Paris - ein musikalisches Mekka für polnische Komponisten
Ein Grund, warum Simon Laks 1926 nach Paris ging. Wie er erhofften sich auch viele andere junge polnische Komponisten und Musiker dort bessere berufliche Möglichkeiten. Paris sahen sie als das "Mekka der Avantgarde". Einer von ihnen war Piotr Perkowski. Er gründete 1926 die "Association des Jeunes Musiciens Polonais", die "Vereinigung junger polnischer Musiker". Damit sollte die polnische Musik in Paris eine Stimme erhalten und Wirkungsmöglichkeiten für polnische Musiker geschaffen werden. Simon Laks war ein Mitglied der ersten Stunde. Die "Association" war ein ideales Netzwerk. Sie veranstaltete Konzerte und Wettbewerbe. So renommierte Künstler wie Jan Ignacy Paderewski, Arthur Rubinstein, Alexandre Tansman oder Leopold Stokowski gehörten zum Ehrenvorstand der "Association" und auch die legendäre Komponistin und Pädagogin Nadia Boulanger als einziges nicht-polnisches Mitglied.
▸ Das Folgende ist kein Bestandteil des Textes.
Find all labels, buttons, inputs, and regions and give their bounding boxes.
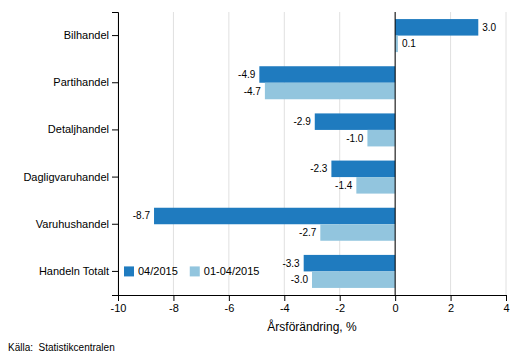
source: Källa: Statistikcentralen: [8, 342, 115, 353]
y-axis: Bilhandel Partihandel Detaljhandel Dagligva…: [23, 13, 118, 296]
data-label: -3.3: [282, 258, 300, 269]
legend: 04/2015 01-04/2015: [124, 265, 259, 277]
legend-label: 01-04/2015: [204, 265, 260, 277]
bar: [356, 177, 395, 194]
x-axis-line: [119, 296, 507, 302]
y-tick-label: Partihandel: [53, 76, 109, 88]
legend-swatch: [190, 266, 200, 276]
data-label: -2.3: [310, 163, 328, 174]
y-tick-label: Varuhushandel: [36, 218, 109, 230]
x-tick-label: -10: [111, 302, 127, 314]
bar: [395, 19, 478, 36]
x-tick-label: 2: [448, 302, 454, 314]
y-tick-label: Handeln Totalt: [39, 265, 109, 277]
x-tick-label: -2: [335, 302, 345, 314]
grid-line: [284, 12, 285, 295]
x-tick-mark: [173, 295, 174, 301]
y-tick-label: Bilhandel: [64, 29, 109, 41]
y-axis-line: [112, 13, 119, 296]
x-axis: -10 -8 -6 -4 -2 0 2 4: [111, 295, 510, 314]
bars: [154, 19, 478, 288]
x-tick: 2: [448, 295, 454, 314]
data-label: -4.7: [244, 86, 262, 97]
x-tick-label: -6: [224, 302, 234, 314]
y-tick: Partihandel: [53, 76, 118, 88]
chart: -10 -8 -6 -4 -2 0 2 4 Bilhandel Partihandel Detalj…: [0, 0, 530, 357]
x-tick-label: 4: [503, 302, 509, 314]
bar: [312, 271, 395, 288]
bar: [331, 161, 395, 178]
data-label: -1.4: [335, 180, 353, 191]
x-tick-mark: [506, 295, 507, 301]
y-tick-mark: [112, 224, 118, 225]
grid-line: [450, 12, 451, 295]
y-tick: Detaljhandel: [48, 123, 118, 135]
x-tick-mark: [284, 295, 285, 301]
data-label: 3.0: [482, 22, 496, 33]
x-tick-mark: [395, 295, 396, 301]
plot: -10 -8 -6 -4 -2 0 2 4 Bilhandel Partihandel Detalj…: [23, 12, 509, 314]
bar: [304, 255, 395, 272]
grid-line: [228, 12, 229, 295]
bar: [259, 66, 395, 83]
bar: [265, 83, 395, 100]
x-tick: 4: [503, 295, 509, 314]
data-label: -4.9: [238, 69, 256, 80]
y-tick: Varuhushandel: [36, 218, 118, 230]
y-tick-mark: [112, 271, 118, 272]
x-tick-mark: [229, 295, 230, 301]
grid-line: [395, 12, 396, 295]
x-tick-label: -8: [169, 302, 179, 314]
data-label: -1.0: [346, 133, 364, 144]
y-tick-label: Dagligvaruhandel: [23, 171, 109, 183]
y-tick-mark: [112, 177, 118, 178]
grid-line: [506, 12, 507, 295]
data-label: -2.7: [299, 227, 317, 238]
bar: [315, 113, 395, 130]
bar: [367, 130, 395, 147]
x-tick: -8: [169, 295, 179, 314]
x-tick: -10: [111, 295, 127, 314]
data-labels: -3.3 -8.7 -2.3 -2.9 -4.9 3.0 -3.0 -2.7 -1.4 -1.0 -…: [133, 22, 497, 285]
x-axis-title: Årsförändring, %: [267, 319, 357, 334]
data-label: 0.1: [402, 38, 416, 49]
y-tick-mark: [112, 35, 118, 36]
data-label: -3.0: [291, 274, 309, 285]
x-tick: -4: [280, 295, 290, 314]
grid: [118, 12, 506, 295]
y-tick-label: Detaljhandel: [48, 123, 109, 135]
legend-item: 04/2015: [124, 265, 178, 277]
grid-line: [339, 12, 340, 295]
y-tick-mark: [112, 82, 118, 83]
y-tick-mark: [112, 129, 118, 130]
x-tick-mark: [340, 295, 341, 301]
x-tick-mark: [451, 295, 452, 301]
y-tick: Dagligvaruhandel: [23, 171, 118, 183]
data-label: -2.9: [294, 116, 312, 127]
bar: [154, 208, 395, 225]
y-tick: Bilhandel: [64, 29, 118, 41]
data-label: -8.7: [133, 210, 151, 221]
x-tick: -6: [224, 295, 234, 314]
x-tick-label: -4: [280, 302, 290, 314]
bar: [320, 224, 395, 241]
x-tick: 0: [393, 295, 399, 314]
legend-item: 01-04/2015: [190, 265, 260, 277]
legend-label: 04/2015: [138, 265, 178, 277]
x-tick-label: 0: [393, 302, 399, 314]
x-tick: -2: [335, 295, 345, 314]
legend-swatch: [124, 266, 134, 276]
y-tick: Handeln Totalt: [39, 265, 118, 277]
grid-line: [173, 12, 174, 295]
zero-line: [395, 12, 396, 295]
Doch diese lebendige kulturelle, musikalische Szene hatte ein jähes Ende, als der Krieg ausbrach und Simon Laks deportiert wird. In seinem Buch "Musik in Auschwitz" schreibt Simon Laks: "Auschwitz war eine Art 'Negativ' der Welt, aus der wir entführt wurden. Weiß wurde schwarz, schwarz wurde weiß. Die Werte wurden um 180 Grad gedreht oder zugespitzt ausgedrückt, jeder von uns hatte zwei Möglichkeiten: entweder, die Mitmenschen zu schlagen und zu foltern oder von ihnen geschlagen und gefoltert zu werden."
Wenige blieben menschlich
Simon Laks konnte sich seine Würde bewahren. Er hatte schlicht Glück, Musiker zu sein, und er traf auf wenige, menschlich gebliebene Landsleute. Die ersten Wochen in Auschwitz war er ein "normaler" Häftling, der täglich härteste körperliche Arbeit verrichten musste. Doch der Zufall will es, dass Simon Laks auf den Bridge spielenden Kapo trifft und so Musiker in der Lagerkapelle wird. Morgens beim Auszug und abends bei der Rückkehr der Arbeitskommandos hatte die Kapelle Märsche zu spielen, sonntags wurden Konzerte gegeben. Auch die Musiker mussten tagsüber arbeiten, jedoch weniger als andere Häftlinge. Laks wurde nach einiger Zeit Notenschreiber, dann Leiter der Kapelle. Er arrangierte auch die Musik für die ständig wechselnde Orchesterbesetzung. Das bedeutete, dass er im Lager bleiben konnte und keine harte körperliche Arbeit verrichten musste.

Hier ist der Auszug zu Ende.